Race in signal handling with reproducer program

From: Corey Minyard
Date: Fri Mar 12 2004 - 21:09:01 EST


I have a program to reproduce this problem. The attached program will segv pretty quickly on 2.4 and 2.6 kernels on SMP machines, and I assume this is possible (although less likely) with preempt on a uniprocessor (I could not reproduce the problem that way, but I didn't try very hard). It ends up crashing because the program counter is set to 0x00000001, not surprisingly the value of SIG_IGN. Just to test and see if the program was ok, I changed the SIG_IGN to a second signal handler function and everything worked ok, so I think the program is valid.

The program below has three threads that share signal handlers. Thread 1 changes the signal handler for a signal from a handler to SIG_IGN and back. Thread 0 sends signals to thread 3, which just receives them. What I believe is happening is that thread 1 changes the signal handler in the process of thread 3 receiving the signal, between the time that thread 3 fetches the signal info using get_signal_to_deliver() and actually delivers the signal with handle_signal().

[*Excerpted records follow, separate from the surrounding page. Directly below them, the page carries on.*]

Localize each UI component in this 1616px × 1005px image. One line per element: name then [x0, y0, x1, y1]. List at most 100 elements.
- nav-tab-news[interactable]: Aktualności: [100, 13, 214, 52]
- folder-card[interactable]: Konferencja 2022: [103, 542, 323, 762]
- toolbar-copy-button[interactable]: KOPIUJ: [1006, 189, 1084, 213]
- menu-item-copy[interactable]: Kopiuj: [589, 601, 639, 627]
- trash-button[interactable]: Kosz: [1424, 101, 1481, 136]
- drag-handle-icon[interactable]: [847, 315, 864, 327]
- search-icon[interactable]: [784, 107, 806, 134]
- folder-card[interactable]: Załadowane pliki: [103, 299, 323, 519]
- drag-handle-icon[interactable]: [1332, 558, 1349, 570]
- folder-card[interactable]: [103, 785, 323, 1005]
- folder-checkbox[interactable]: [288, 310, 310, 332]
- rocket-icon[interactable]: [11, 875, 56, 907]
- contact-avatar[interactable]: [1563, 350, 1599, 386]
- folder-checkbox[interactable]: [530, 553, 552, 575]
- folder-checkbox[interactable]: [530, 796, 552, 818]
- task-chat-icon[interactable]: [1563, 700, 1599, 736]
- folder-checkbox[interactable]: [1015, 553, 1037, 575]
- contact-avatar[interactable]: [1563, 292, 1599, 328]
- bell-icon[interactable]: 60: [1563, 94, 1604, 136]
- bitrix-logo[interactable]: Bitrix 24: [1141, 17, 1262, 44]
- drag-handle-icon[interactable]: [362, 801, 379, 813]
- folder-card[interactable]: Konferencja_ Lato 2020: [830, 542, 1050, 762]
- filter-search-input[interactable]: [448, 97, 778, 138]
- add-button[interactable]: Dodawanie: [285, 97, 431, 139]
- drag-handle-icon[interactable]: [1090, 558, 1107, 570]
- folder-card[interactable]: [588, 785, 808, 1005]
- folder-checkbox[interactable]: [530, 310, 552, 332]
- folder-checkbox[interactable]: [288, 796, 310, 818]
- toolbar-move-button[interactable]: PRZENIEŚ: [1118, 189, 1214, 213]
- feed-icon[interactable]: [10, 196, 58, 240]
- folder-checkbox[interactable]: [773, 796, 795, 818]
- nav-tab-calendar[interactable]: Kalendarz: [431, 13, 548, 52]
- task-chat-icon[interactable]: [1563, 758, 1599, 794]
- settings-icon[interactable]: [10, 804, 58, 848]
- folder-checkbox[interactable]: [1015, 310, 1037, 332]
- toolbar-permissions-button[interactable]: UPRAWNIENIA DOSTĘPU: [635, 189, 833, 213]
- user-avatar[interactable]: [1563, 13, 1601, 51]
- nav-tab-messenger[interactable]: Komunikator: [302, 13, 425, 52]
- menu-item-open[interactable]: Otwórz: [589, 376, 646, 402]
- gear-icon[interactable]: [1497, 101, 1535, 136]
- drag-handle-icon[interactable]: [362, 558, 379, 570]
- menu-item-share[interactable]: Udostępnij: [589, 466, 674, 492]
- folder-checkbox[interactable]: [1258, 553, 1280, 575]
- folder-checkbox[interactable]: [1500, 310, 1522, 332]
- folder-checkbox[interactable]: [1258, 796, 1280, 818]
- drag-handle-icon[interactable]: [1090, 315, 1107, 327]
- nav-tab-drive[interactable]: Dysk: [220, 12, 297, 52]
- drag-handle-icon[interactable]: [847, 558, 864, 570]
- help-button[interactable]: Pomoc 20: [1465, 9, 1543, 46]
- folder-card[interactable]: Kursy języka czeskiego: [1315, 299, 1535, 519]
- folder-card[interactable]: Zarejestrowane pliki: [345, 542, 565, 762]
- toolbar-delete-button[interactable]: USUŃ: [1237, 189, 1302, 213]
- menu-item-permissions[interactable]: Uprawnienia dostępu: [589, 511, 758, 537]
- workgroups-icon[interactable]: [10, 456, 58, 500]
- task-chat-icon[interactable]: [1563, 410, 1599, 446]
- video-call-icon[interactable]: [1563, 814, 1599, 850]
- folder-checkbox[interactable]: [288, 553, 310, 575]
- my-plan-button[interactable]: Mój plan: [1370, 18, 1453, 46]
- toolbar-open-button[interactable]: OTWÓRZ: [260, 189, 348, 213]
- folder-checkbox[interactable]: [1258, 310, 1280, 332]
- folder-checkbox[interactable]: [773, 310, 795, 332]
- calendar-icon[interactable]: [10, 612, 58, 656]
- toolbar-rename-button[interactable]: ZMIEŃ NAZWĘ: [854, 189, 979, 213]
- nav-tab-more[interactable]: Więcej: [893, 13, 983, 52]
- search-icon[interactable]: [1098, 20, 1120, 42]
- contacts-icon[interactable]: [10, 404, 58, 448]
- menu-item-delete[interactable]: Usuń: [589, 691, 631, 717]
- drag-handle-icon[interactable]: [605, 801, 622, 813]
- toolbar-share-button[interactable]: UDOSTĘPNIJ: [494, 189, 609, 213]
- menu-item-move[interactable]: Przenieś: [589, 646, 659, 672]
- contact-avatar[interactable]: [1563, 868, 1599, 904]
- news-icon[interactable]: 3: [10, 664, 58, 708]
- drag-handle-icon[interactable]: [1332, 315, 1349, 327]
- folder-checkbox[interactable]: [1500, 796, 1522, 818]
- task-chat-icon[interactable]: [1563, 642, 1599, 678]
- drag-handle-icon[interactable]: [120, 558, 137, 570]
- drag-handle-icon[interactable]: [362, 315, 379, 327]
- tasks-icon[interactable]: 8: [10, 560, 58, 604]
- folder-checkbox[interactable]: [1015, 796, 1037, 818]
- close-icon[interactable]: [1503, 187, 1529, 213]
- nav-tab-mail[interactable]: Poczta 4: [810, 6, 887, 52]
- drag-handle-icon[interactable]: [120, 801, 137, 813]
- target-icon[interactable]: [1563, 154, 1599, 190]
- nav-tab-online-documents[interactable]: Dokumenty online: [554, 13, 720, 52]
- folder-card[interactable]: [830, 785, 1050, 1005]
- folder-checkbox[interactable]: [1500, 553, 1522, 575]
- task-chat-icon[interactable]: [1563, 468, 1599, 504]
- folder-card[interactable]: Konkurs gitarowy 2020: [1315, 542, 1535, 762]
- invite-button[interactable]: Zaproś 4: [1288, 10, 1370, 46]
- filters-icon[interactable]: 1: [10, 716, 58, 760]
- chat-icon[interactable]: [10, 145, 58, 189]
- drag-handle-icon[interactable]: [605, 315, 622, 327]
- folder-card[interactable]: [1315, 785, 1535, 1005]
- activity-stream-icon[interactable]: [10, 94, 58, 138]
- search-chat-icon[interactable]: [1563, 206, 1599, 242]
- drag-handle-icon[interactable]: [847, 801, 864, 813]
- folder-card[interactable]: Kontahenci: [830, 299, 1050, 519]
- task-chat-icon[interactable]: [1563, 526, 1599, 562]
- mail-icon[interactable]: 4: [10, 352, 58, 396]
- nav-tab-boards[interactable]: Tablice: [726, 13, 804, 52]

Although the program is obvously an extreme case, it seems like any time you set the handler value of a signal to SIG_IGN or SIG_DFL, you can have this happen. Changing signal attributes might also cause problems, although I am not so sure about that.

Has anyone seen this? Is there a fix available? It seems to me that to fix this properly, get_signal_to_deliver() would have to return all the information about the signal delivery and that's a pretty major change that would affect all architectures.

The program....

#include <signal.h>
#include <stdio.h>
#include <sched.h>

char stack1[4096];
char stack2[4096];

void
sighnd(int sig)
{
}

int
child1(void *data)
{
struct sigaction act;

sigemptyset(&act.sa_mask);
act.sa_flags = 0;
for (;;) {
act.sa_handler = sighnd;
sigaction(45, &act, NULL);
act.sa_handler = SIG_IGN;
sigaction(45, &act, NULL);
}
}

int
child2(void *data)
{
for (;;) {
sleep(100);
}
}

int
main(int argc, char *argv[])
{
int pid1, pid2;

signal(45, SIG_IGN);
pid2 = clone(child2, stack2+4092, CLONE_SIGHAND | CLONE_VM, NULL);
pid1 = clone(child1, stack1+4092, CLONE_SIGHAND | CLONE_VM, NULL);

for (;;) {
kill(pid2, 45);
}
}

Corey Minyard wrote:

I'm hoping I am wrong, but I think I have found a race in signal handling. I believe this can only happen in an SMP system or a system with preempt on. I'll use 2.6 for the example, but I think it applies to 2.4, too.

In arch/i386/signal.c, in the do_signal() function, it calls get_signal_to_deliver() which returns the signal number to deliver (along with siginfo). get_signal_to_deliver() grabs and releases the lock, so the signal handler lock is not held in do_signal(). Then the do_signal() calls handle_signal(), which uses the signal number to extract the sa_handler, etc.

Since no lock is held, it seems like another thread with the same signal handler set can come in and call sigaction(), it can change sa_handler between the call to get_signal_to_deliver() and fetching the value of sa_handler. If the sigaction() call set it to SIG_IGN, SIG_DFL, or some other fundamental change, that bad things can happen.

Am I correct here, or am I missing something?